Setting clear confidence thresholds. If the model’s confidence score is low, it should rephrase or defer, not just guess.

Context-aware fallback responses. “I’m not sure” doesn’t have to sound robotic. It can sound natural, empathetic, and human: “That’s a really good question. I don’t have that answer right now, but let me show you where you can find it.”

Escalation paths to humans. Especially in healthcare or education, the ethical response isn’t to “fake it till you make it.” It’s to connect the user to someone who truly knows.

Honesty can be designed in. It just takes intention.

The Real Cost of Overconfidence

Here’s the uncomfortable truth: a lot of organizations would rather their AI never say “I don’t know.” They think it makes the technology look weak or incomplete. But forcing AI to always have an answer isn’t strength. It’s hubris.

Overconfidence leads to misinformation, brand damage, and broken trust. Once users catch an AI being confidently wrong, it’s almost impossible to rebuild that trust.

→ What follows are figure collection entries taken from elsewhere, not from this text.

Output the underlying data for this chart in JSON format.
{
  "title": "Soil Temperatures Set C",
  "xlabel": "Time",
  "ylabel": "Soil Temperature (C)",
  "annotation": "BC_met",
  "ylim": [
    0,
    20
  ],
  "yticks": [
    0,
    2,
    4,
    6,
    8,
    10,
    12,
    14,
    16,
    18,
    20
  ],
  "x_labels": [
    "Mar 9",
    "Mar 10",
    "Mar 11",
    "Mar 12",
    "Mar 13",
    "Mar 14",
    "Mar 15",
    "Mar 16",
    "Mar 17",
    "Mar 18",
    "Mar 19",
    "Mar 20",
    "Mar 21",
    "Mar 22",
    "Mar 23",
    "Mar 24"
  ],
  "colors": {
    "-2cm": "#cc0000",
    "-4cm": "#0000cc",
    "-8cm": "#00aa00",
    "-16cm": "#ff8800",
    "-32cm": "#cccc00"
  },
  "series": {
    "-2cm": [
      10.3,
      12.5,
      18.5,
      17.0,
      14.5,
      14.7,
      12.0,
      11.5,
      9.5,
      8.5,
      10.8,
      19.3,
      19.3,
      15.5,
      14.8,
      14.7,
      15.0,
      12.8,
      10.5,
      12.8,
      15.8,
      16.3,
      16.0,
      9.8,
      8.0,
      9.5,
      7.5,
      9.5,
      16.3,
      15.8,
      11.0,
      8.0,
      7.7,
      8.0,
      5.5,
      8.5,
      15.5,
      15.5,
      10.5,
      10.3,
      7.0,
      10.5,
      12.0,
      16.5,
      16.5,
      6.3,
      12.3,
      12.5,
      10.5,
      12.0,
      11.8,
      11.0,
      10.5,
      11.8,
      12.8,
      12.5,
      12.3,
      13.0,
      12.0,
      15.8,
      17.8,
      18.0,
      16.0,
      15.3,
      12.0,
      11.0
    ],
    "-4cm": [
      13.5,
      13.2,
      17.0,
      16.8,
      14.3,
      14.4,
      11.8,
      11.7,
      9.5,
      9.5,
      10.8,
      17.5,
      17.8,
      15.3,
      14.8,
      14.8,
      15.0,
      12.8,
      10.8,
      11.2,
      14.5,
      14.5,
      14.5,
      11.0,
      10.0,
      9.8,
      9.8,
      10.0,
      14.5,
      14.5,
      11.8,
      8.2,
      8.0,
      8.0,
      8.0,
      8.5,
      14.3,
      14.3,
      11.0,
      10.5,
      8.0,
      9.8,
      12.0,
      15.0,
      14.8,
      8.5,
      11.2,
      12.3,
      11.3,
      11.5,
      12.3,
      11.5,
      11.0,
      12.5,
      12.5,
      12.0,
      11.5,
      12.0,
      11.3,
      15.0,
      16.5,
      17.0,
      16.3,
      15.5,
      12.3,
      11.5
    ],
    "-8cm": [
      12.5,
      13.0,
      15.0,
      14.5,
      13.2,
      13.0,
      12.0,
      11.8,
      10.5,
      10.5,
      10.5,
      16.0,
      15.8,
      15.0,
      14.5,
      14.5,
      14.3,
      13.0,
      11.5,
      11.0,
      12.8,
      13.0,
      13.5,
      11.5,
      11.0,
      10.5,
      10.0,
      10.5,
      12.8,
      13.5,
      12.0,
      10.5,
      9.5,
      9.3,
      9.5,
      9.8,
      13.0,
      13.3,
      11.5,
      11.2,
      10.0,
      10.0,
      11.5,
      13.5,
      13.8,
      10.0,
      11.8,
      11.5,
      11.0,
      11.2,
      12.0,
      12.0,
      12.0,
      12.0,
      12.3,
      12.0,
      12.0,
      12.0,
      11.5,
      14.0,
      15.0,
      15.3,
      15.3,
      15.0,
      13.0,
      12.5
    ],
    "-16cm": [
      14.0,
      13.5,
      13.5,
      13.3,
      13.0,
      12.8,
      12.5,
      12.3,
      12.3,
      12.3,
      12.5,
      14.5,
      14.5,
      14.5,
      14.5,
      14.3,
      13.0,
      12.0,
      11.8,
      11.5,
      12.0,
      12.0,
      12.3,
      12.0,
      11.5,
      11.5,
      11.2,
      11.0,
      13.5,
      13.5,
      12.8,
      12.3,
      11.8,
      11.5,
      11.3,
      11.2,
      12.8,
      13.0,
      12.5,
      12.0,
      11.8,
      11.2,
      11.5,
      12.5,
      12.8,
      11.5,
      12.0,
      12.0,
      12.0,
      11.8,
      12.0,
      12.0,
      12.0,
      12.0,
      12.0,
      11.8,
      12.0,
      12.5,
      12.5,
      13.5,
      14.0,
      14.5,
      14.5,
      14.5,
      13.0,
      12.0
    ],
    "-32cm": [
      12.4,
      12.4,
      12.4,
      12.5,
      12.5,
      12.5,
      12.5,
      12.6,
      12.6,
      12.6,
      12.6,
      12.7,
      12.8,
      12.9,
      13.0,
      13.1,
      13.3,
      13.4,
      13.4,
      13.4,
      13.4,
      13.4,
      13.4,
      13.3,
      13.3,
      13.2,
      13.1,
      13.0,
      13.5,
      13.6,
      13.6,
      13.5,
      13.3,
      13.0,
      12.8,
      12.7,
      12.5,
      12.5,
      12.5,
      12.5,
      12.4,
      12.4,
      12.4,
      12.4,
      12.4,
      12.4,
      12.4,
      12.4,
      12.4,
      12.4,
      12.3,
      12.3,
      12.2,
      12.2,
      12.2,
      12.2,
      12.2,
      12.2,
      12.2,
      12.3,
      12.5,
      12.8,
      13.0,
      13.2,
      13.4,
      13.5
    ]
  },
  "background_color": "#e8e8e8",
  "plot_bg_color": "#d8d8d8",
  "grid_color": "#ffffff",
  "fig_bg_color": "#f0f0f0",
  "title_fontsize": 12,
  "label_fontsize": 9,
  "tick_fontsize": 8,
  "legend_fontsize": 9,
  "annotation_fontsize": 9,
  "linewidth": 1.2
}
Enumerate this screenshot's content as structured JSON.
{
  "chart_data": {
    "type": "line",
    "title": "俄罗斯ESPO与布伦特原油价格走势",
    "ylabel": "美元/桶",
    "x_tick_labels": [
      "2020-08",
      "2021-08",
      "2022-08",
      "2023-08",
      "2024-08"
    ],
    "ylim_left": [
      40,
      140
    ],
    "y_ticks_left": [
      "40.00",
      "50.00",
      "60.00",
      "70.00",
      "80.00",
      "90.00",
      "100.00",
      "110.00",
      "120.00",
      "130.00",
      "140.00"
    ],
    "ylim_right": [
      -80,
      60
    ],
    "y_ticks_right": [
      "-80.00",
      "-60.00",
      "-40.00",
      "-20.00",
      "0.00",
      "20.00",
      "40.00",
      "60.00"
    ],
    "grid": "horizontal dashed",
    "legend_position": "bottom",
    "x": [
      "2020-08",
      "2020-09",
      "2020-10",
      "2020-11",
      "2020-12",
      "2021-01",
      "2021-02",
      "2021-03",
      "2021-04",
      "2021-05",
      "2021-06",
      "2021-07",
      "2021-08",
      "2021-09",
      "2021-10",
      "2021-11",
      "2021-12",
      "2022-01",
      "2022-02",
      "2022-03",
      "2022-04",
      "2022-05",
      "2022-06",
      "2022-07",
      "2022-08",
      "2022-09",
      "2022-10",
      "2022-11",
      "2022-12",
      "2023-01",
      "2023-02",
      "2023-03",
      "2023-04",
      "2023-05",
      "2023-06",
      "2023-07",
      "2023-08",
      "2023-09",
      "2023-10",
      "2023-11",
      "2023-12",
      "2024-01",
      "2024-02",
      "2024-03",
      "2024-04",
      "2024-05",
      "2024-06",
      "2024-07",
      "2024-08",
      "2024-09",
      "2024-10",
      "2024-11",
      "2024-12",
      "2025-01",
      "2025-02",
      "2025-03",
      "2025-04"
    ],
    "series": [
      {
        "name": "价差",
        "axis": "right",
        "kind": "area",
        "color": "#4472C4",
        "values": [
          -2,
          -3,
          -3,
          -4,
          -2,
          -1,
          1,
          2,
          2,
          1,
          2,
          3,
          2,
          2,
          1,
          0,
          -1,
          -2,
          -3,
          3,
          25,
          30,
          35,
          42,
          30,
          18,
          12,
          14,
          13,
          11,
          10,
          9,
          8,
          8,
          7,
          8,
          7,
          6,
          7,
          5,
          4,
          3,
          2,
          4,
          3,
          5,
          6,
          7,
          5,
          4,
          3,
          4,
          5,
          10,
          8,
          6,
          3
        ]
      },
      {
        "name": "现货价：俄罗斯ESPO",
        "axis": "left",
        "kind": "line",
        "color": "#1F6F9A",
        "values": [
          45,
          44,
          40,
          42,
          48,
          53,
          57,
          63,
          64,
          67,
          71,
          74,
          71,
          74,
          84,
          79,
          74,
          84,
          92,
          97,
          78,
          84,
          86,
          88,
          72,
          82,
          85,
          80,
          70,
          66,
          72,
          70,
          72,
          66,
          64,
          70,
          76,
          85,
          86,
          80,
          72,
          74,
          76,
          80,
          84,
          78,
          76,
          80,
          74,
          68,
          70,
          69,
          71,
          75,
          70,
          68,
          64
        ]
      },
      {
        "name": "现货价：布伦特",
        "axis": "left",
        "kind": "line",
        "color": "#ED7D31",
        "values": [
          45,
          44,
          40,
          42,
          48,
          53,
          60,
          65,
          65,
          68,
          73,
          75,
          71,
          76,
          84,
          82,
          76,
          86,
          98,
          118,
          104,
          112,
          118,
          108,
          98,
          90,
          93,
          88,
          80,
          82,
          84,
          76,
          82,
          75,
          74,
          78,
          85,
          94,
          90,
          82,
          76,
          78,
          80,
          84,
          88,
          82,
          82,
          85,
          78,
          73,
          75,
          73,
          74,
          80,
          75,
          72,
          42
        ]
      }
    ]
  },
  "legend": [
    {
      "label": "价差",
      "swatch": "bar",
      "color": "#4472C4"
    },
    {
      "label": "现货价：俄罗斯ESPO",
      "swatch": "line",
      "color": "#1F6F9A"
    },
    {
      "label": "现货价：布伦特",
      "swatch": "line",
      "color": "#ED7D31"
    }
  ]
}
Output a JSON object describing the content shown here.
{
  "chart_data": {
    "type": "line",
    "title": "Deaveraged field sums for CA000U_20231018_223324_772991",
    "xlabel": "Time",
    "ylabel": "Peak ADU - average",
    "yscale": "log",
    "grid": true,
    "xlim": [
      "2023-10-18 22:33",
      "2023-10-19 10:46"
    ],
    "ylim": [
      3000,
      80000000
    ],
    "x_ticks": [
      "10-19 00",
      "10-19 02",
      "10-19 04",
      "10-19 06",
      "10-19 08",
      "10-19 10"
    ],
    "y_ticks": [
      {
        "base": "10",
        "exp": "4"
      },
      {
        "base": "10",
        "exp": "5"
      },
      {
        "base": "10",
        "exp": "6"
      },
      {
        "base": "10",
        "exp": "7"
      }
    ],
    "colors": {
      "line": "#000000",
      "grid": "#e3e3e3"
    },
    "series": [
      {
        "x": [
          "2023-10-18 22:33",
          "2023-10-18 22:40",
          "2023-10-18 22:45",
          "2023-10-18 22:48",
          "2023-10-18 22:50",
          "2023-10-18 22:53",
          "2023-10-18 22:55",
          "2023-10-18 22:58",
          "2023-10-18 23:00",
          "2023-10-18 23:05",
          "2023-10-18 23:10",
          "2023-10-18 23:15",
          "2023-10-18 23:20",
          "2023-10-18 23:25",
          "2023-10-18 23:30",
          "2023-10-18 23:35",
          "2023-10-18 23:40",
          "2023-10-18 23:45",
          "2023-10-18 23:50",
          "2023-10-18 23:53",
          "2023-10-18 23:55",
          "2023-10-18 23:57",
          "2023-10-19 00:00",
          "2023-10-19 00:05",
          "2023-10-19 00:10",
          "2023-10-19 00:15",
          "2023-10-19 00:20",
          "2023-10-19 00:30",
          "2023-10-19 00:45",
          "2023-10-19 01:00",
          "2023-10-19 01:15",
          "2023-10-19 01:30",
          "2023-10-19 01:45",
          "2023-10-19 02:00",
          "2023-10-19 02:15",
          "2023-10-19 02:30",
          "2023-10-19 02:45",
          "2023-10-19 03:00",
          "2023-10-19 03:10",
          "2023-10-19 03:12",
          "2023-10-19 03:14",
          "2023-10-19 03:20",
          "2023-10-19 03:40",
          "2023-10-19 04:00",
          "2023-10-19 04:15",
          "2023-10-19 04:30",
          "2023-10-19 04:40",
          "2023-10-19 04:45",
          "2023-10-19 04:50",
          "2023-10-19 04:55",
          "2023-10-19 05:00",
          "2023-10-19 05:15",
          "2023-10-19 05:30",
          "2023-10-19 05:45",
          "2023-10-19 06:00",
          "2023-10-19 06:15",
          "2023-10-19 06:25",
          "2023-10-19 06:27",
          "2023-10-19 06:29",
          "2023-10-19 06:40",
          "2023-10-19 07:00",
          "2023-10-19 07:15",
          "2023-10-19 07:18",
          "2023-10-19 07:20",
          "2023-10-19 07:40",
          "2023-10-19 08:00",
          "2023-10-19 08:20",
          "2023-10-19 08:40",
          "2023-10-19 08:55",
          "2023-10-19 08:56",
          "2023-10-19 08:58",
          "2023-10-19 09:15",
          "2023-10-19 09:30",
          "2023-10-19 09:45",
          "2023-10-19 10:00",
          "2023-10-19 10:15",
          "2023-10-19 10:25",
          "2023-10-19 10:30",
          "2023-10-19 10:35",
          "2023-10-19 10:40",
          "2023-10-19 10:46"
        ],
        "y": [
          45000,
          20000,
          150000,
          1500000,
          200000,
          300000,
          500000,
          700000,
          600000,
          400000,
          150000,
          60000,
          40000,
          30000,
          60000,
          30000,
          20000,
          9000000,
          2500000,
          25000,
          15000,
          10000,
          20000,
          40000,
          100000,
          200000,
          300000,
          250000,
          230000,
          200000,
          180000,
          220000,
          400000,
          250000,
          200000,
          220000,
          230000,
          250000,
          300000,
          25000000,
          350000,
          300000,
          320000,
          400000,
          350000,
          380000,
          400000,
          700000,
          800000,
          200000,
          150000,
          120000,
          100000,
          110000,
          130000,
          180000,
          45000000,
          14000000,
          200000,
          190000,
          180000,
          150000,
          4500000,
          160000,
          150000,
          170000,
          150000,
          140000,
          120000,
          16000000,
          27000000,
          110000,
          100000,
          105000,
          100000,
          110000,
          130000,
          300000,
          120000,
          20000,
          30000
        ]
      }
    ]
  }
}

In contrast, AI that admits uncertainty actually increases user confidence over time. Because people recognize humility. They recognize honesty. And that makes the interaction feel safe, even if the answer isn’t perfect.

The Ethics of “I Don’t Know”

There’s something deeply human about admitting you don’t know something. It shows self-awareness, humility, and a respect for truth.

AI, by contrast, doesn’t “know” in the human sense at all. It synthesizes. Which means the ethical responsibility sits with the people building, deploying, and training these systems to decide when silence is smarter than speculation.

If we want conversational AI to be genuinely trustworthy, we have to normalize uncertainty. We have to build models and frameworks that let digital humans pause, redirect, or defer when the facts aren’t solid. Because honesty isn’t weakness. It’s what keeps technology human.

Building Digital Humans That Tell the Truth

At CodeBaby, we talk a lot about empathy, trust, and psychological safety. But those ideas only mean something if they show up in how the technology behaves. That’s why we’re designing our avatars to be not just emotionally intelligent, but ethically intelligent, capable of recognizing when to stop talking and start helping.

I’ll be honest: getting our LLM avatars to reliably say “I don’t know” took real development effort. It’s not the default behavior of these models. But that work has meant everything to our users and to the confidence our clients have in the information our avatars provide. Because when they do get an answer, they know they can trust it.

Sometimes that means answering the question. Sometimes it means saying, “I don’t know.” And sometimes it means connecting you to a real human being who does.

That’s what honest AI looks like. And honestly, it’s the only kind that deserves our trust.